Et ce fut l'avalanche de louanges, de RIP, de In Memory Of, de témoignages de sympathie automatiques... Curieux rapport que l'on entretien avec le décès d'un artiste "connu".
Là où tu te rends compte que l'unanimité émotionnelle sonne bizarrement chez certaines personnes ou certains médias... réflexe pavlovien de "l'hommage", du "RIP", du sentimentalisme déplacé, histoire d'être dans le coup, sans plus trop bien savoir à qui et à quoi on désire rendre hommage.
Guru, c'était un rappeur, c'était le rappeur de Gangstarr. Et le rap , CA S'ECOUTE.
L’écoute, voilà dans quoi le passage de Primo à Poitiers m'a fait replonger. Et notamment cet album, "Full Clip: a Decade Of Gang Starr", qui comme son nom l'indique, et plus un best of des 10 premières années de Gang Starr qu'un véritable album. Conçu à partir des meilleurs titres des 5 premiers albums et d'inédits, cette double compilation est juste un chef d'oeuvre...Tout a déjà été dit sur ce best of tellement emblématique de ce que fut Gang Starr.
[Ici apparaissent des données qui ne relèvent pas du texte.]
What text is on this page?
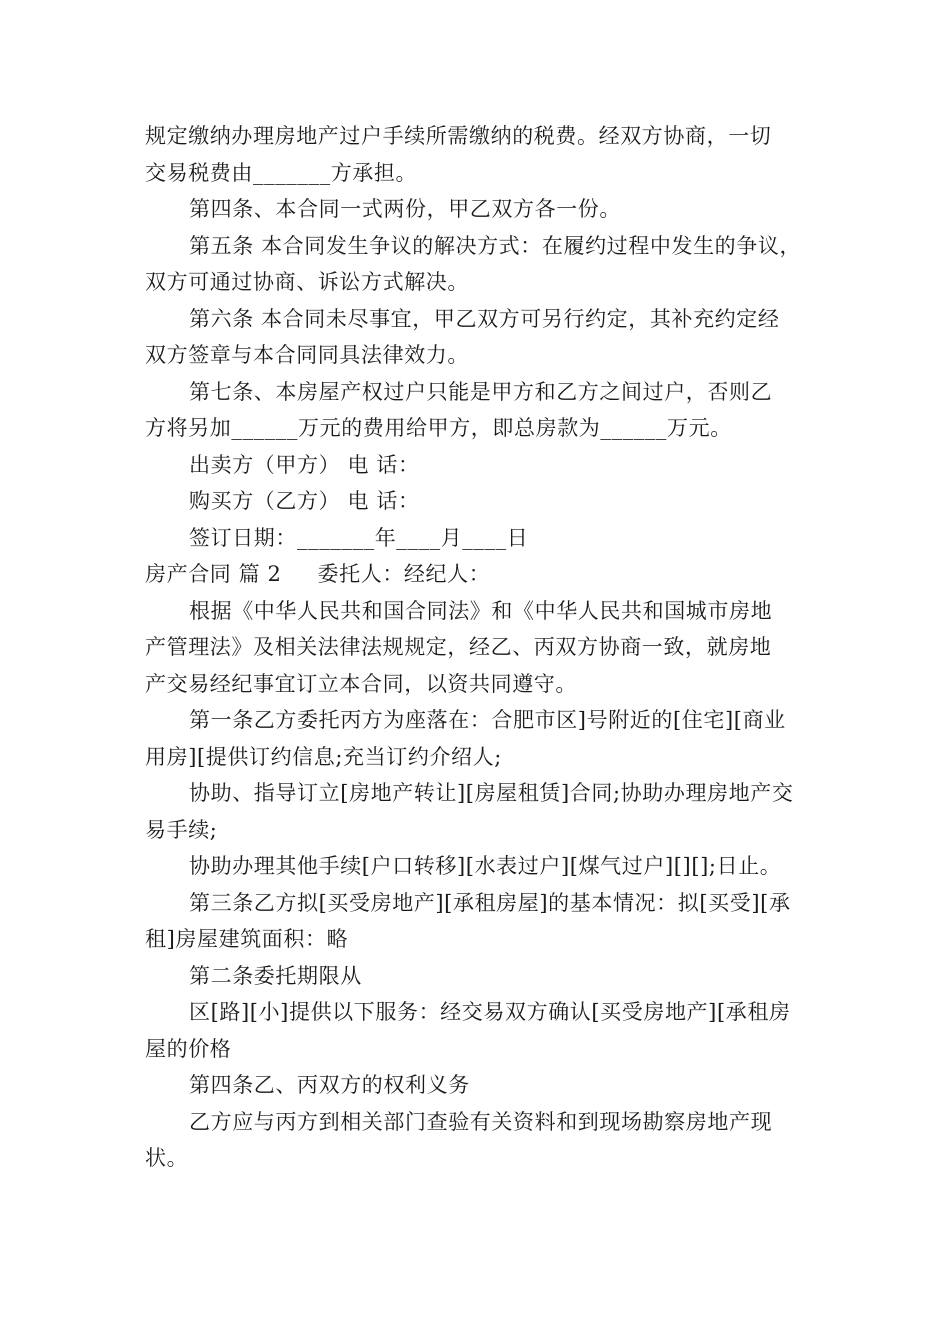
规定缴纳办理房地产过户手续所需缴纳的税费。经双方协商，一切
交易税费由_______方承担。
第四条、本合同一式两份，甲乙双方各一份。
第五条 本合同发生争议的解决方式：在履约过程中发生的争议，
双方可通过协商、诉讼方式解决。
第六条 本合同未尽事宜，甲乙双方可另行约定，其补充约定经
双方签章与本合同同具法律效力。
第七条、本房屋产权过户只能是甲方和乙方之间过户，否则乙
方将另加______万元的费用给甲方，即总房款为______万元。
出卖方（甲方） 电 话：
购买方（乙方） 电 话：
签订日期：_______年____月____日
房产合同 篇 2 委托人：经纪人：
根据《中华人民共和国合同法》和《中华人民共和国城市房地
产管理法》及相关法律法规规定，经乙、丙双方协商一致，就房地
产交易经纪事宜订立本合同，以资共同遵守。
第一条乙方委托丙方为座落在：合肥市区]号附近的[住宅][商业
用房][提供订约信息;充当订约介绍人;
协助、指导订立[房地产转让][房屋租赁]合同;协助办理房地产交
易手续;
协助办理其他手续[户口转移][水表过户][煤气过户][][];日止。
第三条乙方拟[买受房地产][承租房屋]的基本情况：拟[买受][承
租]房屋建筑面积：略
第二条委托期限从
区[路][小]提供以下服务：经交易双方确认[买受房地产][承租房
屋的价格
第四条乙、丙双方的权利义务
乙方应与丙方到相关部门查验有关资料和到现场勘察房地产现
状。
Très riche en ambiance variées, du minimalisme crado, à la relaxation douce et sereine en passant par les balades jazzy et les gros classic dangeureux pour les cervicales.
Combien d'albums, qui à leurs réécoutes, vous replongent dans tout un univers, une histoire, votre histoire?
Ceci en est la parfaite représentation...
Là où chaque track est liée à une date, un instantané, un moment de vie, de leurs vies, mais aussi de celles de leurs auditeurs, à travers le monde.
Là où l'on se rend compte que la qualité d'un album de rap ne se mesure pas en chiffre de vente mais à sa capacité à raconter quelque chose, à emmener dans une ambiance, une couleur, à sa capacité d'être adopté par celui qui l'écoute.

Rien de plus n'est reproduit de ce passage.